One other thing about
windlass installations. You generally need to install a chain stopper and a large
cleat or mooring bit to snub the
anchor rode to, as the
windlass is generally not designed to take the load of an
anchor rode in use. Both of these should be backed by a substantial backing plate when they are installed.
Also, if you don't have a bow roller, installing one now would be a good idea. It should also be backed with a solid backing plate. This can make deploying and stowing the
anchor much easier, since many
anchors can be stowed and deployed from bow rollers, depending on the design. A few things to look for in a bow roller—high cheek plates to help keep the
rode in place, a pin to hold the
anchor in the roller when stowed, and if your
anchor requires it for deployment, a pivoting design. Some of the newer
anchors, like the Rocna, have fairly substantial stocks and you really will need to check to see if the roller will fit your primary
anchor.
I recommend 5/16" aluminum or 1/2" marine plywood. I prefer the aluminum, since it is thinner and fairly easy to work with.
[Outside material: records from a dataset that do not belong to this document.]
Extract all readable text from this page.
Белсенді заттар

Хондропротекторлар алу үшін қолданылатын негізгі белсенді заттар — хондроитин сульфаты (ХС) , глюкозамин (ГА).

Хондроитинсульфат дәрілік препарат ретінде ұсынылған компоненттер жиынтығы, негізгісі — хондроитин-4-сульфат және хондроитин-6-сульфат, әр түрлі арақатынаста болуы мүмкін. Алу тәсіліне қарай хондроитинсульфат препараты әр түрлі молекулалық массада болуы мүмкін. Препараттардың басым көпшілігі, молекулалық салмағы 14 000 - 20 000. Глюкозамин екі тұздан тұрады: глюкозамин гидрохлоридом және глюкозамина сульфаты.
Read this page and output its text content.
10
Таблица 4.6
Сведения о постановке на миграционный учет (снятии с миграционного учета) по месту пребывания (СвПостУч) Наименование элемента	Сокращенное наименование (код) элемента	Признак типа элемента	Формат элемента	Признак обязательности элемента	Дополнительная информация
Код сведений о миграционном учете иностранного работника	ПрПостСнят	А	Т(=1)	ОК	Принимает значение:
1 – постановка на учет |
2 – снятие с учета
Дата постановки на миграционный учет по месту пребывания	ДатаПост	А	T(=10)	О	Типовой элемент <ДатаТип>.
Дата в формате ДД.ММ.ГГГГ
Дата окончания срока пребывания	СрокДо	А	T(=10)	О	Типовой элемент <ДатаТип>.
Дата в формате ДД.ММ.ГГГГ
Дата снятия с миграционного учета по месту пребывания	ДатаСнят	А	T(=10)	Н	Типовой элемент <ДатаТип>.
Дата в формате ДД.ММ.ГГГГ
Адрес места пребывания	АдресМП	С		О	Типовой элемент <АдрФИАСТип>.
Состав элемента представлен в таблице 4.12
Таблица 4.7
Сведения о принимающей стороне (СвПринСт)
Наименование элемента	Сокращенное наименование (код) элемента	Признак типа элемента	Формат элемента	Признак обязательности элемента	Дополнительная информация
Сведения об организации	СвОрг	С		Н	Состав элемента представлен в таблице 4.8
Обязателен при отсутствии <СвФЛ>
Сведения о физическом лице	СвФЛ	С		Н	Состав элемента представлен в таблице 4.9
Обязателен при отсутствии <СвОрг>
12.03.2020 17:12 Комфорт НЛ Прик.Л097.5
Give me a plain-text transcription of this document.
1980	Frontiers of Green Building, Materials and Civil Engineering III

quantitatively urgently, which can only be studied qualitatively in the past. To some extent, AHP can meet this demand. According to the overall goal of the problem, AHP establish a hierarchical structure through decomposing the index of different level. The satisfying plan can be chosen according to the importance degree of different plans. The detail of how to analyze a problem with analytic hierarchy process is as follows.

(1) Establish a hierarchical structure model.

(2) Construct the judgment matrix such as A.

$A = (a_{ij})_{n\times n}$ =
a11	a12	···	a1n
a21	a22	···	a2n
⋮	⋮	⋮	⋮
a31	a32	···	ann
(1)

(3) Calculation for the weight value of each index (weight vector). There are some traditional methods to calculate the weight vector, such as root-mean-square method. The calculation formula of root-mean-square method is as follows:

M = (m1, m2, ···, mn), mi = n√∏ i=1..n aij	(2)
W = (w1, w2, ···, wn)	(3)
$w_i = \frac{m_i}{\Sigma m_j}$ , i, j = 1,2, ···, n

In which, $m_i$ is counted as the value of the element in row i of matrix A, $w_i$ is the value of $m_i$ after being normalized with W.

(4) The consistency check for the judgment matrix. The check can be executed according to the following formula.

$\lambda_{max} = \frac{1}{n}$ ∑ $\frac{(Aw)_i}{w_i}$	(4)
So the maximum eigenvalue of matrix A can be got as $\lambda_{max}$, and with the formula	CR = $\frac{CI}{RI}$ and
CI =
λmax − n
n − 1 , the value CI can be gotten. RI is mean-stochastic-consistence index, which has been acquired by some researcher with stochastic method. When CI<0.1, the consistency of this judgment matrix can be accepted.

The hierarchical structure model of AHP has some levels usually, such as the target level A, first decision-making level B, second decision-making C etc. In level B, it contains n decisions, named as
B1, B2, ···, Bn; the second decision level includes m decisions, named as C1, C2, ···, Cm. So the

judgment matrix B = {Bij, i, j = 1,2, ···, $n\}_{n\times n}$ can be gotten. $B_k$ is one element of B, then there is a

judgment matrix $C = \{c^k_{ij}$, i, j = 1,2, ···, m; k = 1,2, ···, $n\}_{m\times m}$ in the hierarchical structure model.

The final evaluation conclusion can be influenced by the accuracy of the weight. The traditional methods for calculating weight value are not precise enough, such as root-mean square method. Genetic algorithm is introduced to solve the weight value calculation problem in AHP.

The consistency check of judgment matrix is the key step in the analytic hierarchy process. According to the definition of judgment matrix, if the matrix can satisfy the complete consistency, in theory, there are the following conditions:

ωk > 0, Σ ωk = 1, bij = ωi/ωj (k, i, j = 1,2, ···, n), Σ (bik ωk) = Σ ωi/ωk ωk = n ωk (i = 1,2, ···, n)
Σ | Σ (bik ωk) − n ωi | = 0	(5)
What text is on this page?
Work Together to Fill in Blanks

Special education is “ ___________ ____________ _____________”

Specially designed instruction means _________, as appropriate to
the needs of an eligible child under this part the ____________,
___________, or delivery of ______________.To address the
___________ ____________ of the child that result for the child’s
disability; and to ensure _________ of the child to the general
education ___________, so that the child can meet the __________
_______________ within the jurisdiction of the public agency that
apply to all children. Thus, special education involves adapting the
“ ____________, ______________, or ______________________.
Don't forget to use lanocote or some other anti-galvanic corrosion barrier between the fasteners and the aluminum backing plate.
If you are going to use an all chain
anchor rode, it is generally a good idea to have a long nylon snubber
line, preferably 45-70', so that you can use a chain hook and tie the snubber
line off to the
cleat. All chain
rode tends to put too much shock loading on the boat's
ground tackle otherwise.
The reason I recommend such a long snubber
line is that you can let out more scope if necessary without having to bring the
rode back up, remove the chain hook and then re-attach the chain hook once the
rode has been lengthened. It simplifies the procedure and makes it a bit safer as well IMHO.